Another approach to the nature of disease would be to consider the question of whether diseases are invented or discovered. To argue that diseases are discovered is to assume that disease classification is an ongoing process after the fashion of biological and botanical classification systems. But there is a major problem with this assumption. Diseases derive their class identity from human values and human attitudes towards them. Two bacteria might share very similar properties and be both placed in the same biological family, but only the one that causes human disapproval, through causing ill-health in humans, or to domesticated animals or food crops, will be classified as a disease-causing organism.
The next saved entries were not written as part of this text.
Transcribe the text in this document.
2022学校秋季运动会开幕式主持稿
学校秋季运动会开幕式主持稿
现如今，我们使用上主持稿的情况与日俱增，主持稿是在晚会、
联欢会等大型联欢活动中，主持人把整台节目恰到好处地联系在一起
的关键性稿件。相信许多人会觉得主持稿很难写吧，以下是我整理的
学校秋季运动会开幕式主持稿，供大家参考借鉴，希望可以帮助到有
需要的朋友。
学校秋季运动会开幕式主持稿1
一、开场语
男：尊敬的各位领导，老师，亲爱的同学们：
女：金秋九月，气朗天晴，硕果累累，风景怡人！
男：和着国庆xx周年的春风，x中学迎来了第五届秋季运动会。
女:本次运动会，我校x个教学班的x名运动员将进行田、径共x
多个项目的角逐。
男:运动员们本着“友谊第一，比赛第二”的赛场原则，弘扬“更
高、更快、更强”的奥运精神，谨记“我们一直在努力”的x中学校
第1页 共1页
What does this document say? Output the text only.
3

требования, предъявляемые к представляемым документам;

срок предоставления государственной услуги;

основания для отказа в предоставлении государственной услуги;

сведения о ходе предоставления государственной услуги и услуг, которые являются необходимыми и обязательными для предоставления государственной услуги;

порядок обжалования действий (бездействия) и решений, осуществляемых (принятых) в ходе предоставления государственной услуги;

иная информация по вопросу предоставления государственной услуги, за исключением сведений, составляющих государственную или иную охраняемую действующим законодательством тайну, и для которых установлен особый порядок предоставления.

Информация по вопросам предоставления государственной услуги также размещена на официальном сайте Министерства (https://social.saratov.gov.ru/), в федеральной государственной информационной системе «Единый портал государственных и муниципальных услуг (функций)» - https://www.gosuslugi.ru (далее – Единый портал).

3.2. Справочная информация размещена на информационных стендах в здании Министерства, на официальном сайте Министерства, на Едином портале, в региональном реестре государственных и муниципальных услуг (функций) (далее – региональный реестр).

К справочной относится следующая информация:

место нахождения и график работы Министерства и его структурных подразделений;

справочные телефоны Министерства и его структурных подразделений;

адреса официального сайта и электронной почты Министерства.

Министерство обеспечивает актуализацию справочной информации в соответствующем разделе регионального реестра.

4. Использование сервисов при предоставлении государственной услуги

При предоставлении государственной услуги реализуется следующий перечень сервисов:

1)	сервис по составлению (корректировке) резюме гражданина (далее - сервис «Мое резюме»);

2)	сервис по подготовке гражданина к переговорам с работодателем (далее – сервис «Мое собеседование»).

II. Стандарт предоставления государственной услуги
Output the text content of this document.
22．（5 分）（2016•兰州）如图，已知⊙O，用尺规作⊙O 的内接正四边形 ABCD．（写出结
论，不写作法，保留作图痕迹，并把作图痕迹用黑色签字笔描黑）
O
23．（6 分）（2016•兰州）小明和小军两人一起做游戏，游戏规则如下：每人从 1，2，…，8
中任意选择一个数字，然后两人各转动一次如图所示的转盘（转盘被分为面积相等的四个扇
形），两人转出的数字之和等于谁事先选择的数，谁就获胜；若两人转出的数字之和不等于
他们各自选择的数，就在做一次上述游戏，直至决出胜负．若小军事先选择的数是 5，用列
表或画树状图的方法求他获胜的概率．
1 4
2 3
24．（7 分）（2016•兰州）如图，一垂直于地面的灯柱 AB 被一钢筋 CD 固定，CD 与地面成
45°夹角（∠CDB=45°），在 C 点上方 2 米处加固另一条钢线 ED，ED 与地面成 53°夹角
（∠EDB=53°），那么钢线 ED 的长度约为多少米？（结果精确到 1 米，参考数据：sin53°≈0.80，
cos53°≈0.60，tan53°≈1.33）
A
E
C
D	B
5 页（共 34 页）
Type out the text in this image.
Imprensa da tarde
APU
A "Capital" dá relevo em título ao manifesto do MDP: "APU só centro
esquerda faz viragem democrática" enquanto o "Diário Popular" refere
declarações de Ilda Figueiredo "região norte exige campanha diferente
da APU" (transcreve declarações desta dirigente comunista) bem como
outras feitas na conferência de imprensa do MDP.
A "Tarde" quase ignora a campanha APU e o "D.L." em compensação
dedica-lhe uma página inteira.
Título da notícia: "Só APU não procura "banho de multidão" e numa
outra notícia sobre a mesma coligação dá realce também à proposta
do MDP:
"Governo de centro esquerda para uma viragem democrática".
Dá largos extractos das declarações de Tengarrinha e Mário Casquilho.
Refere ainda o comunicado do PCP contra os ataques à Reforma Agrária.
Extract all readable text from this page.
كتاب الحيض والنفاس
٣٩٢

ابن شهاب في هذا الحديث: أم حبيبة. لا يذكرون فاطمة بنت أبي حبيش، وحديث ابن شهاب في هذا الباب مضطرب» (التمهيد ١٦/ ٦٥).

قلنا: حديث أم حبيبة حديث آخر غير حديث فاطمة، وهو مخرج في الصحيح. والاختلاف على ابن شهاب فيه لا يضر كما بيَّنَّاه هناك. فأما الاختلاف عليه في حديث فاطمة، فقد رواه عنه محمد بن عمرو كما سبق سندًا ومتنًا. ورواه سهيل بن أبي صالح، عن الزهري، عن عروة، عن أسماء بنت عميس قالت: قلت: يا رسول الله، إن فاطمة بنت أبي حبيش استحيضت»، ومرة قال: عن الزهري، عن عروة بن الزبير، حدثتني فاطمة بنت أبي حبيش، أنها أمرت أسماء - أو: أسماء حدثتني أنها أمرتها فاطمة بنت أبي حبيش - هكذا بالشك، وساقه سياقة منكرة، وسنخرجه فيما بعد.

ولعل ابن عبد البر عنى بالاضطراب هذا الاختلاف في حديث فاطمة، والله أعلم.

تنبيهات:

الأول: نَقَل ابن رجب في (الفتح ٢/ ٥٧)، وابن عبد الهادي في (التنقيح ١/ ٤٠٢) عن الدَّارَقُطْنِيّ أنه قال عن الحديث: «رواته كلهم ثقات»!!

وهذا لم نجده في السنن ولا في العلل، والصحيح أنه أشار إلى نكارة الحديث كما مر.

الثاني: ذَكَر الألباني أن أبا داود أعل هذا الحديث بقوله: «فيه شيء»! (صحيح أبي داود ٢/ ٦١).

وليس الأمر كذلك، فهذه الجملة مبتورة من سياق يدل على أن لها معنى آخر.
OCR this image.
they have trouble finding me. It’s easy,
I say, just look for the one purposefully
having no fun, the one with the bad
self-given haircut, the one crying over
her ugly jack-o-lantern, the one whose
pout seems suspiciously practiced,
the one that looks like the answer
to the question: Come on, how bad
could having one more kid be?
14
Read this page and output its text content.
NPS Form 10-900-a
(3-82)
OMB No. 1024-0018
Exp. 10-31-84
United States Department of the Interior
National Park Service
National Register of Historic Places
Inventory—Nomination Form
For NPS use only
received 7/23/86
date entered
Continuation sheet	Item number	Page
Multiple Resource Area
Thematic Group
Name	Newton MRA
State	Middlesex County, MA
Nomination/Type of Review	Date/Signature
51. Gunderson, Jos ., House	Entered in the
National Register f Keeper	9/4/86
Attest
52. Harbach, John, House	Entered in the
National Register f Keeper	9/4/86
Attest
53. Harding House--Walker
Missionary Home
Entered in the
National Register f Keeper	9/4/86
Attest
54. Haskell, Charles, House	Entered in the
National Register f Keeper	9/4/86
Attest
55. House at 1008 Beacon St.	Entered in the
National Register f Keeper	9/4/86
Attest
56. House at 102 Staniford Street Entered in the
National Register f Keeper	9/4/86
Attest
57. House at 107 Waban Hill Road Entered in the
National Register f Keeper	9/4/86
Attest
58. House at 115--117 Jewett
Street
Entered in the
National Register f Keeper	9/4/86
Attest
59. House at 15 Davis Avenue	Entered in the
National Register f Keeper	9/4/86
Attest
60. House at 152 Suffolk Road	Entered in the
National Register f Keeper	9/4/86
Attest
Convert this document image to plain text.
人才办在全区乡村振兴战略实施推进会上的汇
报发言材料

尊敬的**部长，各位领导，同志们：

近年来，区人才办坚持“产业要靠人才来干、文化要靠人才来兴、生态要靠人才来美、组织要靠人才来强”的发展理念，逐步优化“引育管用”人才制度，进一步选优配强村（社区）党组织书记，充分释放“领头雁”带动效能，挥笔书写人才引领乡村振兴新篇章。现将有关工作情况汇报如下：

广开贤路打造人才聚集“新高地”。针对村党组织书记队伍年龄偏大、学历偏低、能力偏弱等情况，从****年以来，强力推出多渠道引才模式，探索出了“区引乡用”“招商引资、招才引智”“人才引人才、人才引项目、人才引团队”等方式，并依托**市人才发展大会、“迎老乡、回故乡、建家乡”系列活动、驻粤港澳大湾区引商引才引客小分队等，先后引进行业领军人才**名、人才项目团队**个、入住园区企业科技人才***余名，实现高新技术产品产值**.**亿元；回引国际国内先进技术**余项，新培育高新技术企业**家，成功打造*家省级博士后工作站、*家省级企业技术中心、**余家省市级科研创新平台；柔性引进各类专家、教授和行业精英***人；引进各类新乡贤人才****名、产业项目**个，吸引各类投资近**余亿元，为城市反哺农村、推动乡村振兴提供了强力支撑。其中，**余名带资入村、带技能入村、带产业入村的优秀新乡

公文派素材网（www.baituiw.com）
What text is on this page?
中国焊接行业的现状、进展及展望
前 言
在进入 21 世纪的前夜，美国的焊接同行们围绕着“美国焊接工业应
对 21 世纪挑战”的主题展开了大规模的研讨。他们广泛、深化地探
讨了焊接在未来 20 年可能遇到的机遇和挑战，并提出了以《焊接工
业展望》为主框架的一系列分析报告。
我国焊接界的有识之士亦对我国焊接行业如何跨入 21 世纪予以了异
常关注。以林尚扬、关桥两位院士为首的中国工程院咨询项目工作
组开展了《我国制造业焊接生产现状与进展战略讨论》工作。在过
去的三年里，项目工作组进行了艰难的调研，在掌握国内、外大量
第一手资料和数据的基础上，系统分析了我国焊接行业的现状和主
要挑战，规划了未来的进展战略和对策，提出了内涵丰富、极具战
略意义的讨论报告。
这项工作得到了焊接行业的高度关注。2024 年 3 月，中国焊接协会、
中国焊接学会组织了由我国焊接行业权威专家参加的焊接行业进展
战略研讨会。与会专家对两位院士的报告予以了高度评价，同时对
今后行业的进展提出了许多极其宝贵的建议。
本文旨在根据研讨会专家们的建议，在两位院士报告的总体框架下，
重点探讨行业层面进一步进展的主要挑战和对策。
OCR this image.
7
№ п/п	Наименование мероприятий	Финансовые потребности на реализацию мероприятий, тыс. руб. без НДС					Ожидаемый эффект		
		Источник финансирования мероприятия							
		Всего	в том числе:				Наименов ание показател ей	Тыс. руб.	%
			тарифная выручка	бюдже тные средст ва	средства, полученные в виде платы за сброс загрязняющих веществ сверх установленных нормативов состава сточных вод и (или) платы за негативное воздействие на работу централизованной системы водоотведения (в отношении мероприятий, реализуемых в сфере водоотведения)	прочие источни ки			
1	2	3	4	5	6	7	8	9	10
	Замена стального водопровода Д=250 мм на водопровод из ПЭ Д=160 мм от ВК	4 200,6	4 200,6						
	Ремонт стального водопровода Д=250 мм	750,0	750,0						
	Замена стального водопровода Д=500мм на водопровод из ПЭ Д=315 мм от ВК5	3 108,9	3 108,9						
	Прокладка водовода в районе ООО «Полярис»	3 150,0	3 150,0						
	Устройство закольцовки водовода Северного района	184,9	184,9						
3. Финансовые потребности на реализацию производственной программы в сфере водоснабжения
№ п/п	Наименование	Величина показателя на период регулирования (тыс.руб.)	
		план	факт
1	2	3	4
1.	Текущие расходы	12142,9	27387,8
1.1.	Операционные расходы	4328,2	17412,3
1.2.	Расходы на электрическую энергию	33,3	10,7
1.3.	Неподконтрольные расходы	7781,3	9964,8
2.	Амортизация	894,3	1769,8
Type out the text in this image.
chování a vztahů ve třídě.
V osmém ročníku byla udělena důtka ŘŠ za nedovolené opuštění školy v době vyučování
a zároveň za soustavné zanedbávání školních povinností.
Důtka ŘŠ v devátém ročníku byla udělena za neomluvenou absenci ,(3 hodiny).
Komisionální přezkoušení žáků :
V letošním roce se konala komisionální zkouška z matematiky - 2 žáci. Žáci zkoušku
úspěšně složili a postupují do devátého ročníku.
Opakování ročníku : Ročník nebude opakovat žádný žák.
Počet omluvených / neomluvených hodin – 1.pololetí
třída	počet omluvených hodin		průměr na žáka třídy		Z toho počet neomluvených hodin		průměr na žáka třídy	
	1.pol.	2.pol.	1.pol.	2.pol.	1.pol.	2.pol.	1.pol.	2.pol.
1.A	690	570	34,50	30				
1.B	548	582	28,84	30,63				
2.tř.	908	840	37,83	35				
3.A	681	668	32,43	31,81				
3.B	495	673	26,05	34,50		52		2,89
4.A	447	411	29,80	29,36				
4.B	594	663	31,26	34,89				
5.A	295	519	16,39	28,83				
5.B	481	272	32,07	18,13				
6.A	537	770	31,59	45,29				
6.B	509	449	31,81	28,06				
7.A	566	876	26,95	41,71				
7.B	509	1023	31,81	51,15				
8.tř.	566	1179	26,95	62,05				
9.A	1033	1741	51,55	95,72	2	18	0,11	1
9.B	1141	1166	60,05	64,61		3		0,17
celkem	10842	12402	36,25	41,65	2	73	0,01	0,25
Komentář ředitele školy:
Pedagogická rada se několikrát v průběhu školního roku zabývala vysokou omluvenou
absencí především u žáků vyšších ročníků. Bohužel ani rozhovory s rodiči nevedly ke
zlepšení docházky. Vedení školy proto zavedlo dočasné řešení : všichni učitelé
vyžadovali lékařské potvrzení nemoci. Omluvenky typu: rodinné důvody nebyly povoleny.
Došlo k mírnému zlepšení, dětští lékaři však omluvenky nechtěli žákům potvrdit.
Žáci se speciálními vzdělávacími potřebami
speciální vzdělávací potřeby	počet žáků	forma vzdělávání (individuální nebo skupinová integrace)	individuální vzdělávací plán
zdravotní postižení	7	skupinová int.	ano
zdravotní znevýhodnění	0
When looked at this way it seems apparent that human values play an essential part in the 'discovery' of any disease.

That leaves the question of whether diseases are invented. Most diseases have sufficient evidence to satisfy one or another of the notions of disease and plausibly demonstrate that they are not inventions of the medical profession. But some, like the disease of "spermatorrhoea", look very much as if they might have been invented. To psychiatric sceptics, schizophrenia looks like one of these. These doubts about the validity of schizophrenia are continually fed by news reports like a recent one from the annual conference of the Royal College of Psychiatrists. Delegates were told about research which found that British psychiatrists are strongly influenced in their diagnoses by the Christian names of their patients. A survey of British psychiatrists found they are more attracted to the name Matthew than to Wayne. As a consequence of this name preference patients named "Matthew received a diagnosis of schizophrenia significantly more frequently than Wayne (77% vs. 57%)".[59]

Unless medical researchers can find an underlying cause to show there is more to schizophrenia than just a psychiatric imperative to treat the symptoms, schizophrenia's disease status will always be questioned. Unfortunately for the psychiatric profession, however, despite the concentration of money and energy that is directed into this quest, the results so far have been very poor.

Next: 3. Theories Galore: the quest for a cause

[54] Jenny J. van Drimmelen-Krabbe et al., ‘Homosexuality in the International Classification of Diseases: a clarification’, p. 1660.

[55] Lawrie Reznek, The Nature of Disease, p. 98.

[56] Ibid., p. 100.

[57] Jacqueline Messite and Steven D. Stellman, ‘Accuracy of death certificate completion: the need for formalized physician training’, pp. 794–7.

[58] Reznek, op. cit., p. 208.

[59] Royal College of Psychiatrists, 'Stereotypical attitudes towards Christian names and gender may influence diagnosis'.